Selon le Collège, les
données réclamées par le journal à grand tirage font partie de la propriété
intellectuelle de la radiotélédiffusion publique, qui n’abuserait de sa position
économique que si elle refusait de transmettre les données à une entreprise
voulant offrir un nouveau produit.
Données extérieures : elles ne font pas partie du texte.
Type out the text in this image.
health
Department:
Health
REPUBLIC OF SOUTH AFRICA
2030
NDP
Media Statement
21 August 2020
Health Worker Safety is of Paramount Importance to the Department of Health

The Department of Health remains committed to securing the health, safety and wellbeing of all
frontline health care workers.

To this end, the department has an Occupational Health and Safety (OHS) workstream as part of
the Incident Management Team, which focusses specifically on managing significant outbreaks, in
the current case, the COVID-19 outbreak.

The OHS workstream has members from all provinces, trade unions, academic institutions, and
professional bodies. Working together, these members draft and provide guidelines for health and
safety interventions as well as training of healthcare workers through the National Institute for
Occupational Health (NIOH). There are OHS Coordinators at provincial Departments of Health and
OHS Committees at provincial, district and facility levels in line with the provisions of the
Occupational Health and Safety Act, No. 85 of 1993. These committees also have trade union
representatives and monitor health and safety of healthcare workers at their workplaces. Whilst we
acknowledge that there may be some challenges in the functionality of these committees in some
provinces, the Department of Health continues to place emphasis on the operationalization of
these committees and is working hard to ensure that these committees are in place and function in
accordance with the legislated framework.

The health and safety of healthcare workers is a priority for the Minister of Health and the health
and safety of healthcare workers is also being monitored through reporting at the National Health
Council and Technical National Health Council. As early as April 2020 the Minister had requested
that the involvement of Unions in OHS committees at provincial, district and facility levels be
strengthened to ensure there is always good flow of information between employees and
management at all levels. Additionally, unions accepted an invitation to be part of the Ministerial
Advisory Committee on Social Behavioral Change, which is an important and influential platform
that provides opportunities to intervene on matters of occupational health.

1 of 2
Or le programme que le Telegraaf veut
commercialiser n’est pas nouveau, selon le Collège, parce qu’il est comparable
aux produits offerts par les diverses organisations de radiotélédiffusion.

"Bien qu’un appel ne soit
pas possible, le Telegraaf a un dernier espoir", souligne le Volkskrant (p.2). "Les députés Bakker (D66) et Örgül (VVD) ont récemment
déposé un projet de loi visant à contraindre les organisations de
radiotélédiffusion à mettre leurs données à disposition gratuitement" (également
Trouw p.3, De Telegraaf p.7).

 

Presse hebdomadaire

 

Vrij Nederland
publie cette semaine les
deux interviews tronquées dans le numéro précédent, du poète Alfred Schaffer et
de l’ancien commissaire principal d’Amsterdam Eric Nordholt, qui, à 65 ans,
s’inquiète de l’état du pays dans lequel son petit-fils va grandir : un monde
brutal et dégradé.

Le dossier est consacré aux
lovehoppers, la nouvelle génération qui ne veut pas vivre comme ses
parents qui se querellent et divorcent, et qui vogue de partenaire en
partenaire, à la recherche d’un idéal trompeur. Il y a aussi plusieurs pages sur
les photos retrouvées dans les décombres de Bam, en Iran, après le tremblement
de terre de décembre dernier.

HP/De Tijd ,
41 ans après les faits supposés et 17 ans après le décès de l’intéressé, révèle
que, selon l’ancien journaliste du Telegraaf Rob Knijff, l’ancien leader
du PvdA Joop den Uyl aurait profité dans les années soixante (il était alors
échevin à Amsterdam) d’avantages douteux pour l’achat de son bungalow à
Buitenveldert. Dix pages de reconstitution sur la base d’entretiens avec des
vieillards à la mémoire sélective.

Le magazine indépendant met
aussi en garde contre Fahrenheit 9/11, le "documentaire" dans lequel le
cinéaste américain Michael Moore "présente des mensonges comme des faits". Autre
catégorie de menteurs, selon HP/DT : les producteurs d’aliments et de boissons
allégés.

"Michael Moore est un
activiste déguisé en journaliste", estime Elsevier de son côté. "Il se
sert de méthodes qui sont aussi discutables que celles qu’il impute au président
George W. Bush."

Le dossier du magazine
conservateur a pour thème "le divorce réussi" : "écoutez vos enfants, prenez un
médiateur." Son correspondant à Paris, Olivier van Beemen, estime que "le
président Jacques Chirac et son ministre Nicolas Sarkozy prennent leurs
positions pour la guerre". "Qui sera le président de la France en 2007 ?"
L’article, qui est antérieur au 14 juillet, cite notamment le politologue
Etienne Schweissguth. "Sarkozy reste le ministre le mieux aimé et il est
toujours au centre de l’intérêt des médias."

 

Affaires françaises  

 

L’interview télévisée du
Président de la République retient aussi l’attention du Financieele Dagblad
(p.5). "Avec un référendum sur la Constitution européenne, le président Chirac
prend un énorme risque, y compris pour sa propre carrière", remarque Bas
Kurstjens. "La cuisante défaite que le parti gouvernemental UMP a subie aux
élections régionales et européennes, respectivement en mars et mai, a montré à
Chirac que les électeurs profitent des votes pour manifester leur insatisfaction
concernant la politique du gouvernement national, même si ce n’est absolument
pas le thème des élections."

Dans le Volkskrant
(p.5), Fokke Obbema, évoquant l’interview télévisée du Président de la
République et la récente interview du ministre des Finances dans Le Monde,
conclut que "Chirac est complètement sorti du rôle qu’il s’était donné les
dernières années : celui de père de la patrie, d’homme à l’écoute de tous les
Français, de gauche comme de droite, riches et pauvres, le regard porté sur le
XXIIe siècle, un homme qui se préoccupe du sort du monde - du problème de
l’environnement et de la stabilité du Moyen-Orient en passant par le sida, un
homme d’Etat qui est très au-dessus de la mêlée politique intérieure." "La façon
dont le président a dû laisser tomber son masque montre à quel point Sarkozy l’a
acculé au mur. On a l’impression d’être au début de la fin d’une ère."